Published Web Location

https://doi.org/10.1111/vru.12708
Abstract

© 2018 American College of Veterinary Radiology Published studies on the use of stereotactic radiotherapy for dogs with pituitary tumors are limited. This retrospective observational study describes results of stereotactic radiotherapy for 45 dogs with imaging-diagnosed pituitary tumors. All dogs were treated at a single hospital during the period of December 2009–2015. The stereotactic radiotherapy was delivered in one 15 Gray (Gy) fraction or in three 8 Gy fractions. At the time of analysis, 41 dogs were deceased.
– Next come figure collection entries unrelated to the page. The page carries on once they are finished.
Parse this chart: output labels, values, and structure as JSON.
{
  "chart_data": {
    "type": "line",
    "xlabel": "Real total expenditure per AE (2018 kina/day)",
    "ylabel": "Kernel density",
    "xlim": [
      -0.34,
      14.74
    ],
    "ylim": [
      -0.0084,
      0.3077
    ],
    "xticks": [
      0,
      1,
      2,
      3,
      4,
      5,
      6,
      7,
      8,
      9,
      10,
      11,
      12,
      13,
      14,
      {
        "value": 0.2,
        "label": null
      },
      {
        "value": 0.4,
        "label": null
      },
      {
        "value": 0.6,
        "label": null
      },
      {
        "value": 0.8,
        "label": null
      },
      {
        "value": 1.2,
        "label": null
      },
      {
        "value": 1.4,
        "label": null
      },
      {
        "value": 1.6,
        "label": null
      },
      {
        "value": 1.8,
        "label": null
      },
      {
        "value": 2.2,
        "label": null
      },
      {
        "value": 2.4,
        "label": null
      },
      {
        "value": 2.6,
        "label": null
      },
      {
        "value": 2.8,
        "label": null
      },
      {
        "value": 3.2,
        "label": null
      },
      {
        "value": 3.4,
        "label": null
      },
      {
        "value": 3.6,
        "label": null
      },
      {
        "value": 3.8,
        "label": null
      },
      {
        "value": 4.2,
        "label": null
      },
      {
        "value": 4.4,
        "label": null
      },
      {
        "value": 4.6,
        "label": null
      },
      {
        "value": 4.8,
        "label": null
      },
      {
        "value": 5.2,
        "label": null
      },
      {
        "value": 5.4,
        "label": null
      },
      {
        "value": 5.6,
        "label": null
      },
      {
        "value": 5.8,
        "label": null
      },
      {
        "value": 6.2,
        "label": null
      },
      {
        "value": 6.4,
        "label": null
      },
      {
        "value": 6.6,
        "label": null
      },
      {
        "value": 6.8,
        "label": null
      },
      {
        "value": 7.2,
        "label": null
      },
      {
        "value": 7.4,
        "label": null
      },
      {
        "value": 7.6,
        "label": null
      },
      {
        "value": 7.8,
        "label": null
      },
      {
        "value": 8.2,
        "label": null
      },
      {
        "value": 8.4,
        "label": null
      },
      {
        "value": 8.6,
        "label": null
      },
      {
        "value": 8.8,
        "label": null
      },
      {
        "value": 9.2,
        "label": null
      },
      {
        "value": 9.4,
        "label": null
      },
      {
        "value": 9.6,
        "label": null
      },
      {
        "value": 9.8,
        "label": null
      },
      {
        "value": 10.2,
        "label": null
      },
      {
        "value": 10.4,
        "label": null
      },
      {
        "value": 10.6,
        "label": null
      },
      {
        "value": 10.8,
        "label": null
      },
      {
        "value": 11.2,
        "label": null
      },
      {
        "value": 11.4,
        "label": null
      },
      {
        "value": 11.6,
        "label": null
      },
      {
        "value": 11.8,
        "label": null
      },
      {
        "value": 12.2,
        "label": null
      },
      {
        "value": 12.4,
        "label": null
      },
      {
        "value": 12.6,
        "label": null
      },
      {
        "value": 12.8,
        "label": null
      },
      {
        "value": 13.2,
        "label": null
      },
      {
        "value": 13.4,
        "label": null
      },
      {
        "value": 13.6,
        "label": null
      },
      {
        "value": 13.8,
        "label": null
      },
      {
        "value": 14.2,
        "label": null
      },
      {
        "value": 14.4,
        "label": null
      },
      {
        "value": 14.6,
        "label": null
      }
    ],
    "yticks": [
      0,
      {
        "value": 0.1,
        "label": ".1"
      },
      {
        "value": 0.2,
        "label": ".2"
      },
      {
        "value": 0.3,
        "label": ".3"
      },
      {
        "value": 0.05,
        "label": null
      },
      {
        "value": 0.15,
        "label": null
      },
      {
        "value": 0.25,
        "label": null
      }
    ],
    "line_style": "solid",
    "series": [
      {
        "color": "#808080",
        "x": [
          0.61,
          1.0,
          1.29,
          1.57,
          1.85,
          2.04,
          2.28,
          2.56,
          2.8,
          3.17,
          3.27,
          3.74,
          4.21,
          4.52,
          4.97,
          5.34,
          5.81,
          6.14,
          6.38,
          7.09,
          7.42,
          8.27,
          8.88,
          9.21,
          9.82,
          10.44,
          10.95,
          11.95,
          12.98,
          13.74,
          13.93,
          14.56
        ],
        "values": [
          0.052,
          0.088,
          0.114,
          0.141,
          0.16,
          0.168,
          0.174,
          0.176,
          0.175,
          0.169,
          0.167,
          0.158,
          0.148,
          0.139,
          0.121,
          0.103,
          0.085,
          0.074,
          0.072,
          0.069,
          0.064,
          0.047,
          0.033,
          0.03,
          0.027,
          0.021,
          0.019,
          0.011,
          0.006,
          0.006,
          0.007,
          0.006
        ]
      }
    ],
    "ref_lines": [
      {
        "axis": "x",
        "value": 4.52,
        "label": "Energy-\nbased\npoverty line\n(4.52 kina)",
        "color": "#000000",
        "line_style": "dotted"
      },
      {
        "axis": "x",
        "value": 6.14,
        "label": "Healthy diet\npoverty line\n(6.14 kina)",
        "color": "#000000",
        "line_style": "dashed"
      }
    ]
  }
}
Four were alive and censored from all survival analyses; one dog received 8 Gy every other day and was removed from protocol analyses. The median overall survival from first treatment was 311 days (95% confidence interval 226–410 days [range 1–2134 days]). Thirty-two dogs received 15 Gy (median overall survival 311 days; 95% confidence interval [range 221–427 days]), and 12 received 24 Gy on three consecutive days (median overall survival 245 days, 95% confidence interval [range 2–626 days]). Twenty-nine dogs had hyperadrenocorticism (median overall survival 245 days), while 16 had nonfunctional masses (median overall survival 626 days). Clinical improvement was reported in 37/45 cases. Presumptive signs of acute adverse effects within 4 months of stereotactic radiotherapy were noted in 10/45, and most had improvement spontaneously or with steroids. Late effects versus tumor progression were not discernable, but posttreatment blindness (2), hypernatremia (2), and progressive neurological signs (31) were reported. There was no statistical difference in median overall survival for different protocols. Patients with nonfunctional masses had longer median overall survival than those with hyperadrenocorticism (P = 0.0003). Survival outcomes with stereotactic radiotherapy were shorter than those previously reported with definitive radiation, especially for dogs with hyperadrenocorticism.